In the autumn of 1877, Henry James (1843–1916)
heard a piece of gossip from a friend in Rome about a young American
girl traveling with her wealthy but unsophisticated mother in Europe.
The girl had met a handsome Italian of “vague identity” and no particular
social standing and attempted to introduce him into the exclusive
society of expatriate Americans in Rome. The incident had ended
in a snub of some sort, a “small social check . . . of no great
gravity,” the exact nature of which James promptly forgot. Nevertheless,
in the margin of the notebook where he recorded the anecdote, he
wrote “Dramatise, dramatise!” He never knew the young lady in question
or heard mention of her again, but he proceeded to immortalize the
idea of her in Daisy Miller.
A native of New York, James had been born into
a world of ideas and letters. His father, an amateur philosopher
and theologian who had inherited a considerable fortune, socialized
with all the leading intellectuals of the day. Henry’s older brother,
William, would become a key figure in the emerging science of psychology. In 1855,
when James was twelve, the family embarked on a three-year tour
of Europe that included London, Paris, and Geneva. The experience
was to have a profound influence on James’s life and writing. In
addition to European art and culture, the trip exposed him to the
erudition of European society. It also put him in an ideal position
to observe the contrasts between New and Old World values, a conflict
that was to appear repeatedly in James’s fiction as “the international
theme.”
Daisy Miller was first published
in the June and July 1878 issues of the British
magazine Cornhill. It was an instant success, transforming
James into an author of international standing. The novel’s popularity
almost certainly derived from the portrait at its center, of a naïve,
overly self-confident, and rather vulgar American girl attempting
to inhabit the rarified atmosphere of European high society.

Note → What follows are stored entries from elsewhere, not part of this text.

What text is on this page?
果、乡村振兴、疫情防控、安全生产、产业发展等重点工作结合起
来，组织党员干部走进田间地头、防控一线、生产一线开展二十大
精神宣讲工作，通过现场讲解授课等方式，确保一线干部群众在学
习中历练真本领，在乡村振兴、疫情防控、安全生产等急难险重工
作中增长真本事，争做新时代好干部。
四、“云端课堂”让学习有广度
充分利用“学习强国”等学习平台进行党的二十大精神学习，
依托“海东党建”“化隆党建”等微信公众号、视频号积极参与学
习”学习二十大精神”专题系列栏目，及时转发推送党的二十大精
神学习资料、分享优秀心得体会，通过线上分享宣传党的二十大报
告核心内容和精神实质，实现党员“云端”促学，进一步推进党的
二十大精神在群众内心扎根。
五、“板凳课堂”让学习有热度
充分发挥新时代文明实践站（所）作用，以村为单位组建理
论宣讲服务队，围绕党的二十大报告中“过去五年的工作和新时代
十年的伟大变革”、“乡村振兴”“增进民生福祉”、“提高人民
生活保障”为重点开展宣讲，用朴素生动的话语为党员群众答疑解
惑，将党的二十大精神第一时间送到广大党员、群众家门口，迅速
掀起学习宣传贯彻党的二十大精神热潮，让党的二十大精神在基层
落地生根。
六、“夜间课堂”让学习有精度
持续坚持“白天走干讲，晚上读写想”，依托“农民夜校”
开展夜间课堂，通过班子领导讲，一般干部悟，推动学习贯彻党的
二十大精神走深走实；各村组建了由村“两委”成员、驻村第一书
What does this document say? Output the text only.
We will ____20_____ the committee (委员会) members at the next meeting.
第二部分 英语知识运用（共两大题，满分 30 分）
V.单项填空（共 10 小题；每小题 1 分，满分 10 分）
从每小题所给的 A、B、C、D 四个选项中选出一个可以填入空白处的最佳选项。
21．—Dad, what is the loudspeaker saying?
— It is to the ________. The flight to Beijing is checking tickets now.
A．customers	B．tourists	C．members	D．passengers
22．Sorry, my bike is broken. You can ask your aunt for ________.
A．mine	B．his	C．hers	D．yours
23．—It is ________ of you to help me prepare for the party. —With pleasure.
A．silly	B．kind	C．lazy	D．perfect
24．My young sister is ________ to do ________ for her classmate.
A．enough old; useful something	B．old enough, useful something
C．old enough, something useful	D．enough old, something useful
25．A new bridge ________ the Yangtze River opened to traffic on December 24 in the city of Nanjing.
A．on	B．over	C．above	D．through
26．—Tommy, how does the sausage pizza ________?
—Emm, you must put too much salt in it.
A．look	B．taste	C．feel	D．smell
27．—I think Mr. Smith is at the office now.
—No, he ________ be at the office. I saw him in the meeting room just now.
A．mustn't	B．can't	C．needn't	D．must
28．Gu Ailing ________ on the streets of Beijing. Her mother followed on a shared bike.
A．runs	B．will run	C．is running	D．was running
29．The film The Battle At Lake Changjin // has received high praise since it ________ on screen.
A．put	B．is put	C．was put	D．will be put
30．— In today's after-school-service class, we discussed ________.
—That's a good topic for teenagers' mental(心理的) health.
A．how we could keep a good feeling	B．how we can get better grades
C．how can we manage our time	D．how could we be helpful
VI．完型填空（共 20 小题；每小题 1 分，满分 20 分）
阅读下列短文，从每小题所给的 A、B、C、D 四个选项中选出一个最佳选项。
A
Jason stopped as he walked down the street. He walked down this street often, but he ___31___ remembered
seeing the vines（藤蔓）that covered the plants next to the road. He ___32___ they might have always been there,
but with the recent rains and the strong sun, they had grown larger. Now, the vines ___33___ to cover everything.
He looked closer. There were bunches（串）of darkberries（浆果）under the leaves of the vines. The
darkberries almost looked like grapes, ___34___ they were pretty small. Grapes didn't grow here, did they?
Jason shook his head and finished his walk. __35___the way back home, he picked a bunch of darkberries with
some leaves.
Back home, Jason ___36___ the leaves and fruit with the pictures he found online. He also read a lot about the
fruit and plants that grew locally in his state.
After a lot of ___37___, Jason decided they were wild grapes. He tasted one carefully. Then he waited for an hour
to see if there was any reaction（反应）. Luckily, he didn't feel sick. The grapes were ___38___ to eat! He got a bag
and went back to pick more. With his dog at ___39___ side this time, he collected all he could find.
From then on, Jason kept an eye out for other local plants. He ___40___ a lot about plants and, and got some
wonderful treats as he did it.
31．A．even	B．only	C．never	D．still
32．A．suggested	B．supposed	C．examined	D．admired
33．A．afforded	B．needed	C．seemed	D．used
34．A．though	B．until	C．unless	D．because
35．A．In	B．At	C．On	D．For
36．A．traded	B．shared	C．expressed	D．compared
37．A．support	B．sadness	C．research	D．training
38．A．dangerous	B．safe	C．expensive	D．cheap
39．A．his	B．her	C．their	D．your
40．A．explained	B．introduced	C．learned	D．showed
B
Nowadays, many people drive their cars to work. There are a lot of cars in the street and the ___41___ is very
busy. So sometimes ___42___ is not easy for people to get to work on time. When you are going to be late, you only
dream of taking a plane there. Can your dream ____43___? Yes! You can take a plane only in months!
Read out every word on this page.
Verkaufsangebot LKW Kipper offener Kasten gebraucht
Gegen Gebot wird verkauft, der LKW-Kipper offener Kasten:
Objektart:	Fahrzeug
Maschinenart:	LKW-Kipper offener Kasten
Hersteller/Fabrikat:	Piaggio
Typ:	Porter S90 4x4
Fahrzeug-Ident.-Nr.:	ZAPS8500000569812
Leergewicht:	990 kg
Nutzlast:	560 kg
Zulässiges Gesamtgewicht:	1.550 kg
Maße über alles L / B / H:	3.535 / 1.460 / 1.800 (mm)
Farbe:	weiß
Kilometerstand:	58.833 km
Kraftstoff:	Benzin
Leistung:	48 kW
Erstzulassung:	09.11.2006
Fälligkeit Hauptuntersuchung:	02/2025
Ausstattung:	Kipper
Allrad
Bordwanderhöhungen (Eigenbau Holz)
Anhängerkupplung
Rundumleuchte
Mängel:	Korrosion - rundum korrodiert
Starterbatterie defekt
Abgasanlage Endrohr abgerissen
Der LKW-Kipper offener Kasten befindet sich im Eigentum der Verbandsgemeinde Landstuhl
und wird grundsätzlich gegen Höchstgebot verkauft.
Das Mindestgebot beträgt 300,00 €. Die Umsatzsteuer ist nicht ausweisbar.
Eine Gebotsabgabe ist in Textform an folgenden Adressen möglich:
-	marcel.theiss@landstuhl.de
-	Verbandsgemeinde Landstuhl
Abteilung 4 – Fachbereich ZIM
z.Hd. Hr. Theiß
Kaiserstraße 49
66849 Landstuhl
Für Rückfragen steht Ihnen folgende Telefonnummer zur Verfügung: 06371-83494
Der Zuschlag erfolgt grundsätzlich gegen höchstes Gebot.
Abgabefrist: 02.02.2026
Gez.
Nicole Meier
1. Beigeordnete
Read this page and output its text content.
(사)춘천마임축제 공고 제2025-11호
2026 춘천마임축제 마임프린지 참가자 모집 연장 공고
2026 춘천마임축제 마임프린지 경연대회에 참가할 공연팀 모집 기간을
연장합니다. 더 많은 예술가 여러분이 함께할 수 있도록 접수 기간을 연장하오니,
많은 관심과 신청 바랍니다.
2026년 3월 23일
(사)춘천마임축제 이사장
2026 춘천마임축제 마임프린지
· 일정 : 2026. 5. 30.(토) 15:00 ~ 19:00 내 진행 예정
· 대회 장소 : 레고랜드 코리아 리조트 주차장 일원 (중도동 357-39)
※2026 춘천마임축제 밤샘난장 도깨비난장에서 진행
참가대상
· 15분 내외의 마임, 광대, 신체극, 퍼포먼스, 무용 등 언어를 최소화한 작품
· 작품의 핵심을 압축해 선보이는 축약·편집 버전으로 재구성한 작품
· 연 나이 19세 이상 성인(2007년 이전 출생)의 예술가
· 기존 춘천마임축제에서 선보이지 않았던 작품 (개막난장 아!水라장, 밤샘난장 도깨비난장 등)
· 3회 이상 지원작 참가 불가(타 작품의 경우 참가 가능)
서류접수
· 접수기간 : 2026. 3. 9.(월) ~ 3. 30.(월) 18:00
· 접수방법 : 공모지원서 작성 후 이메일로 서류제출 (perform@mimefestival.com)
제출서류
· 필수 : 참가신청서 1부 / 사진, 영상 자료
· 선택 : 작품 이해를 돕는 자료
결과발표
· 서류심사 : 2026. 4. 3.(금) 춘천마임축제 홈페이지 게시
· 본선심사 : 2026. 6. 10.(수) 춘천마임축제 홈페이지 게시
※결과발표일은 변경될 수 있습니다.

The post–Civil War industrial boom had given rise to a
new class of wealthy Americans for whom “the grand tour,” an extended
trip through Europe, represented the pinnacle of social and financial
success. As a result, Americans were visiting Europe for the first
time in record numbers. However, American manners differed greatly
from European manners, and the Americans were largely ignorant of
the customs of Europeans of comparable social status. Between these
two groups lay a third: wealthy American expatriates whose strict
observance of the Old World standards of propriety outdid even the
Europeans.
Daisy Miller, fresh from the high society of Schenectady,
New York, neither knows nor cares about local notions of propriety,
and the conflict between her free-spirited foolishness and the society
she offends is at the heart of the novel. Daisy Miller has
been hailed as the first “international novel,” but it is also an
early treatment of another theme that was to absorb James throughout
his career: the phenomenon of the life unlived. In a novel incorporating
this theme, the protagonist, owing to some aspect of his or her
own character, such as an unconscious fear or a lack of passion
or feeling, lets some opportunity for happiness go by and realizes
it too late. In Daisy Miller, such a protagonist
is Winterbourne, who spends the entire novel trying to figure out Daisy.
In fact, it has been argued that Daisy Miller isn’t
really so much about Daisy herself as it is about Winterbourne’s
wholesale failure to understand her.